L’indice dei prezzi al consumo (CPI) statunitense si è attestato al 3% su base annua sia nei dati principali che in quelli core, leggermente al di sotto delle stime del 3,1%, poiché i dati economici non sono stati pubblicati a causa dello shutdown del governo statunitense.

L’ottimismo degli investitori riguardo al possibile allentamento della guerra commerciale tra Stati Uniti e Cina ha spinto al rialzo le valute ad alto beta, come la sterlina. Questa settimana, il presidente degli Stati Uniti Donald Trump e il presidente cinese Xi Jinping si incontreranno in Corea del Sud entro questa settimana.

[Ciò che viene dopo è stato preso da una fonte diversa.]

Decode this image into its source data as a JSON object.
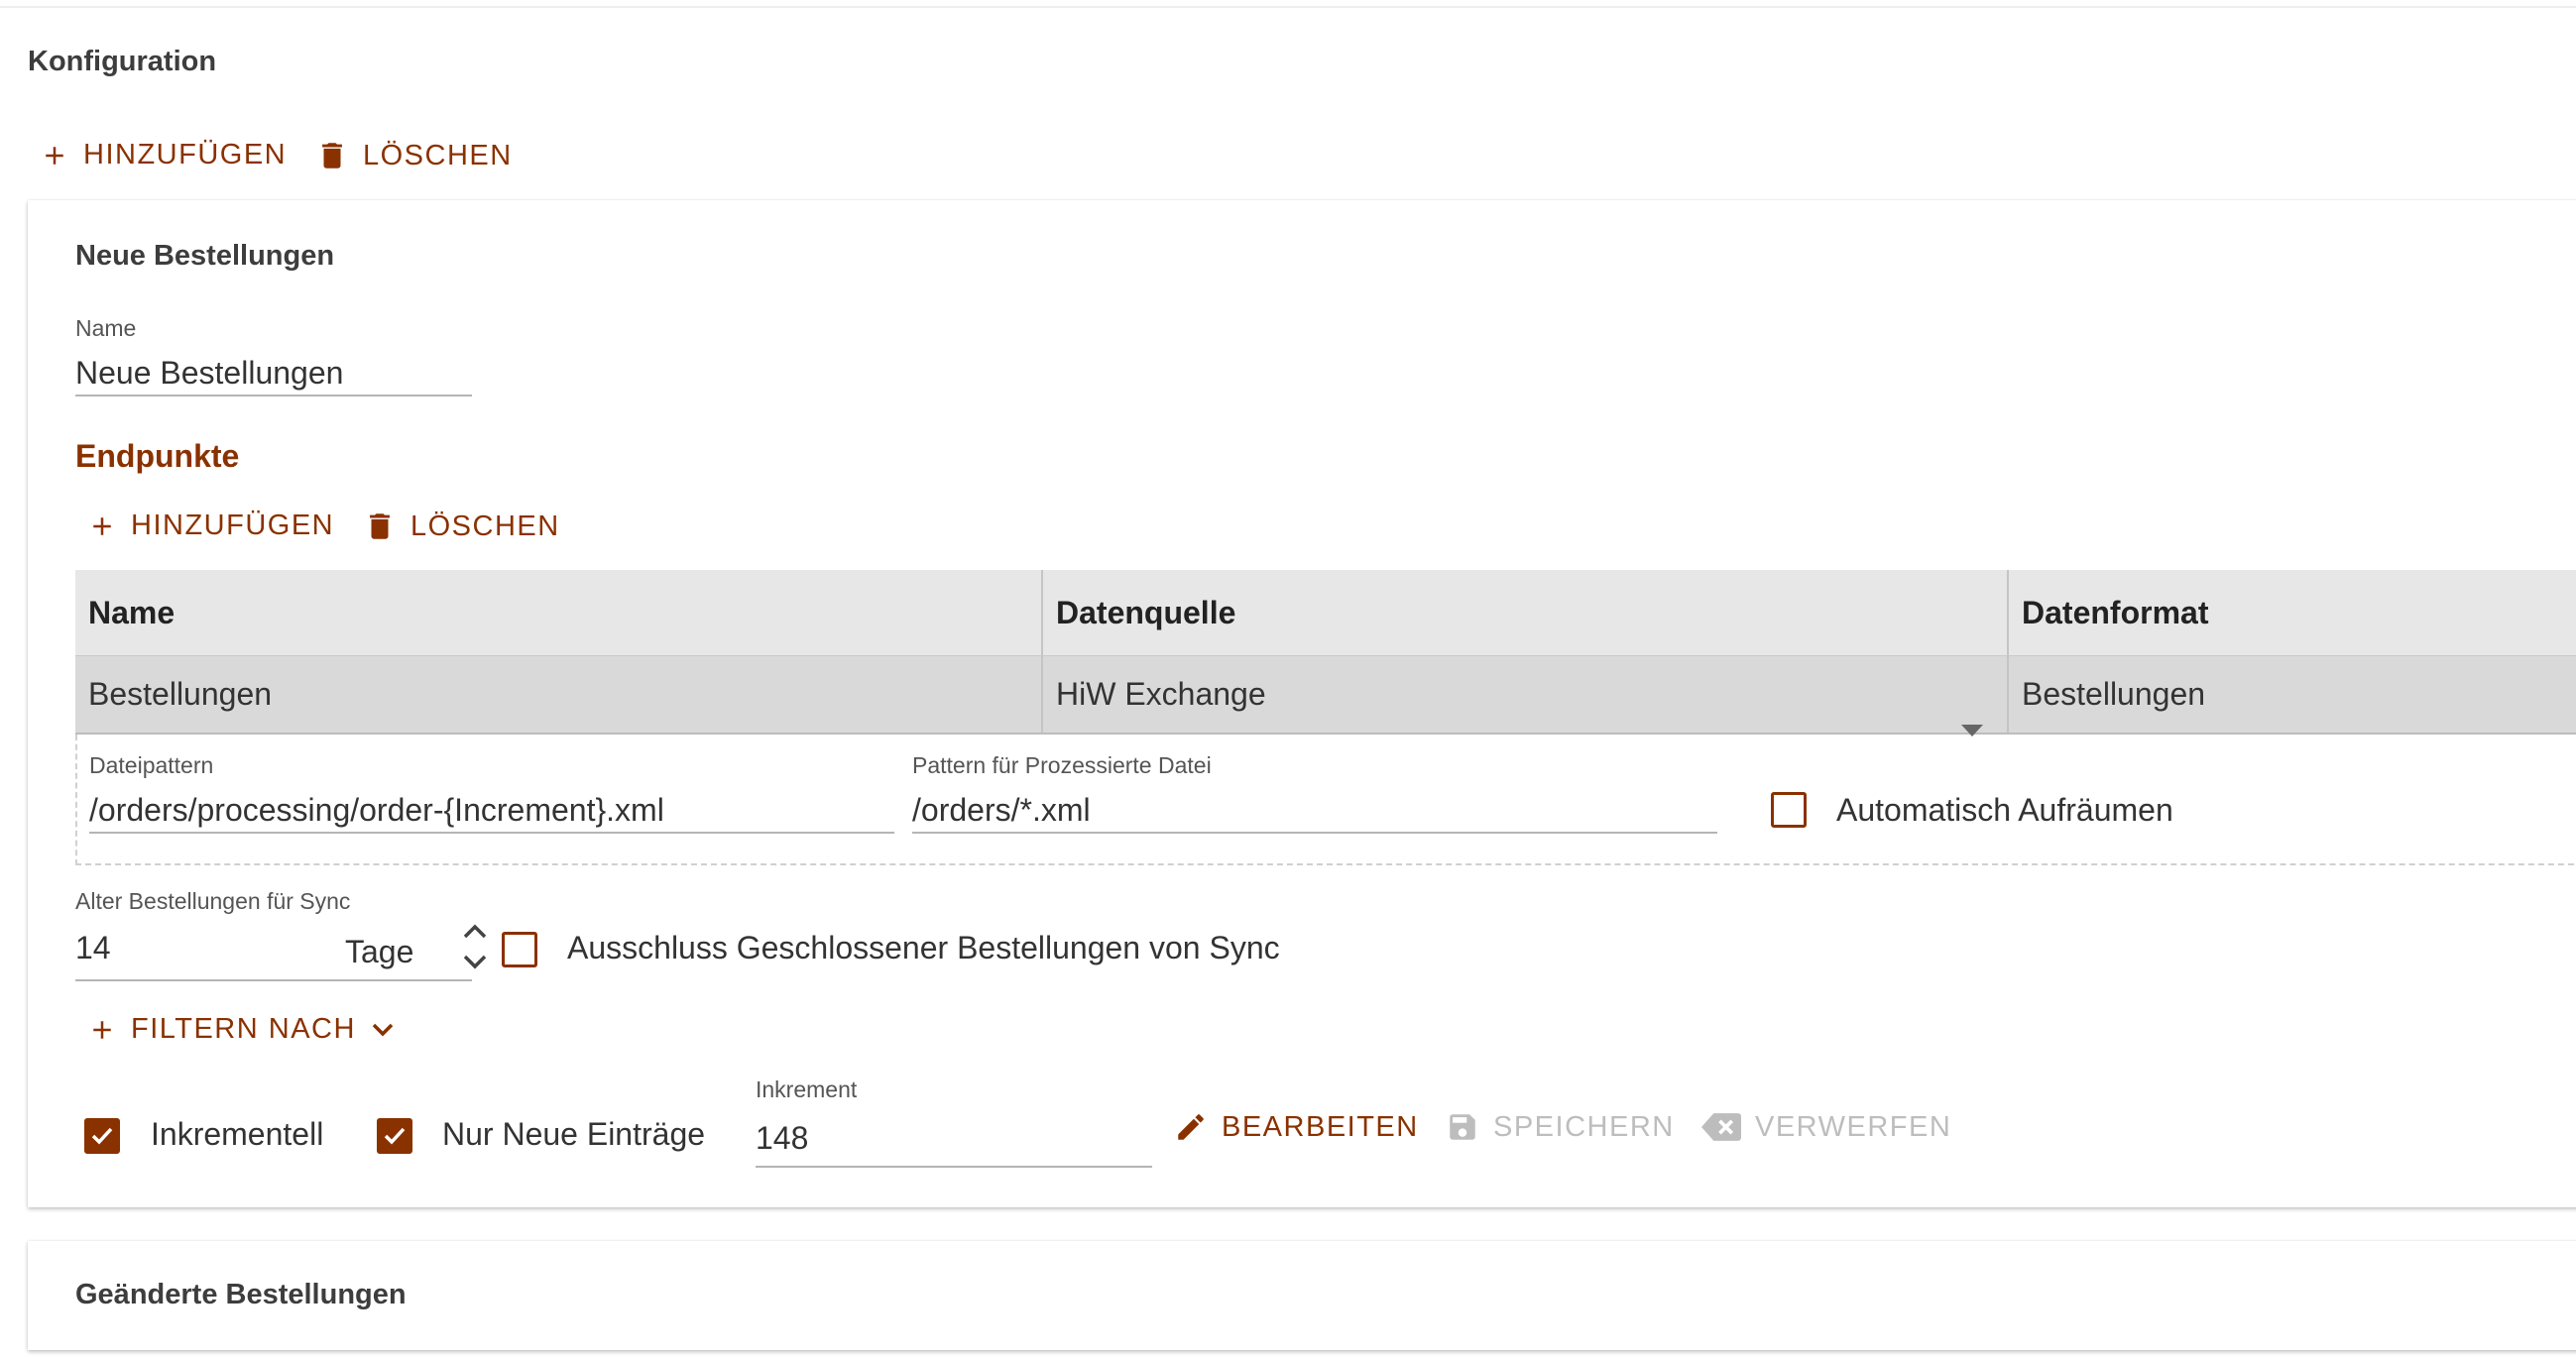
{
  "page": {
    "title": "Konfiguration"
  },
  "toolbar": {
    "add_label": "HINZUFÜGEN",
    "delete_label": "LÖSCHEN"
  },
  "config": {
    "title": "Neue Bestellungen",
    "name_label": "Name",
    "name_value": "Neue Bestellungen",
    "endpoints": {
      "title": "Endpunkte",
      "add_label": "HINZUFÜGEN",
      "delete_label": "LÖSCHEN",
      "columns": [
        "Name",
        "Datenquelle",
        "Datenformat"
      ],
      "rows": [
        {
          "name": "Bestellungen",
          "source": "HiW Exchange",
          "format": "Bestellungen"
        }
      ],
      "detail": {
        "file_pattern_label": "Dateipattern",
        "file_pattern_value": "/orders/processing/order-{Increment}.xml",
        "processed_pattern_label": "Pattern für Prozessierte Datei",
        "processed_pattern_value": "/orders/*.xml",
        "auto_cleanup_label": "Automatisch Aufräumen",
        "auto_cleanup_checked": false
      }
    },
    "sync_age": {
      "label": "Alter Bestellungen für Sync",
      "value": "14",
      "unit": "Tage"
    },
    "exclude_closed": {
      "label": "Ausschluss Geschlossener Bestellungen von Sync",
      "checked": false
    },
    "filter_label": "FILTERN NACH",
    "incremental": {
      "label": "Inkrementell",
      "checked": true
    },
    "only_new": {
      "label": "Nur Neue Einträge",
      "checked": true
    },
    "increment": {
      "label": "Inkrement",
      "value": "148"
    },
    "actions": {
      "edit": "BEARBEITEN",
      "save": "SPEICHERN",
      "discard": "VERWERFEN"
    }
  },
  "config2": {
    "title": "Geänderte Bestellungen"
  },
  "colors": {
    "accent": "#8a3100",
    "disabled": "#bdbdbd",
    "header_bg": "#e7e7e7",
    "row_bg": "#d9d9d9"
  },
  "icons": [
    "plus-icon",
    "trash-icon",
    "dropdown-arrow-icon",
    "chevron-up-icon",
    "chevron-down-icon",
    "pencil-icon",
    "save-icon",
    "backspace-x-icon",
    "check-icon"
  ]
}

Dall’altra parte dell’oceano, l’inflazione si è attenuata nel Regno Unito, spingendo gli investitori ad aumentare le loro scommesse sul fatto che la Banca d’Inghilterra (BoE) potrebbe tagliare i tassi di interesse nella riunione di dicembre, di ben il 67% rispetto al 50% di una settimana fa.

Gli analisti citati da Reuters hanno affermato che “gli eventi finanziari rimangono il fattore dominante per la sterlina nel medio termine e manteniamo la nostra convinzione che l’ostacolo per un risultato positivo per la sterlina non è particolarmente alto”.

Per quanto riguarda il bilancio autunnale del Regno Unito, gli investitori avevano previsto che la Cancelliera Rachel Reeves avrebbe raccolto decine di miliardi di sterline in tasse per raggiungere i suoi obiettivi di bilancio quando avrebbe annunciato il piano il 26 novembre.

Previsione del prezzo GBP/USD: prospettive tecniche

Il quadro tecnico mostra che la coppia GBP/USD continua a mostrare un trend al ribasso, ma se supera i livelli di resistenza chiave potrebbe sfidare il livello di 1,3400 nel breve termine. Il Relative Strength Index (RSI) rimane ribassista ma mostra che gli acquirenti stanno guadagnando slancio.

Se la coppia GBP/USD supera la SMA a 20 giorni a 1,3388, si aprirà il percorso verso 1,3400. Con ulteriore forza, la coppia potrebbe raggiungere le SMA a 50 e 100 giorni rispettivamente a 1,3453 e 1,3475. D’altro canto, se la coppia GBP/USD scendesse sotto 1.3300, il supporto successivo sarebbe la SMA a 200 giorni a 1.3226 prima di testare 1.3200.

Prezzo in sterline questo mese

La tabella seguente mostra la variazione percentuale della sterlina britannica (GBP) rispetto alle principali valute elencate questo mese. La sterlina britannica è stata la più forte contro lo yen giapponese.

Dollaro statunitense euro Sterlina inglese Yen giapponese CAD AUD NZD CHF
Dollaro statunitense 0,84% 0,85% 3,49% 0,54% 0,89% 0,54% -0,00%
euro -0,84% 0,02% 2,64% -0,30% 0,07% -0,27% -0,84%
Sterlina inglese -0,85% -0,02% 2,63% -0,32% 0,05% -0,29% -0,85%
Yen giapponese -3,49% -2,64% -2,63% -2,84% -2,53% -2,63% -3,29%
CAD -0,54% 0,30% 0,32% 2,84% 0,35% 0,03% -0,55%
AUD -0,89% -0,07% -0,05% 2,53% -0,35% -0,34% -0,91%
NZD -0,54% 0,27% 0,29% 2,63% -0,03% 0,34% -0,57%
CHF 0,00% 0,84% 0,85% 3,29% 0,55% 0,91% 0,57%

La mappa termica mostra le variazioni percentuali tra le valute più importanti. La valuta di base viene selezionata dalla colonna di sinistra mentre la valuta di quotazione viene selezionata dalla riga superiore. Ad esempio, se selezioni la sterlina britannica dalla colonna di sinistra e passi al dollaro statunitense lungo la linea orizzontale, la variazione percentuale mostrata nel campo sarà GBP (base)/USD (tasso).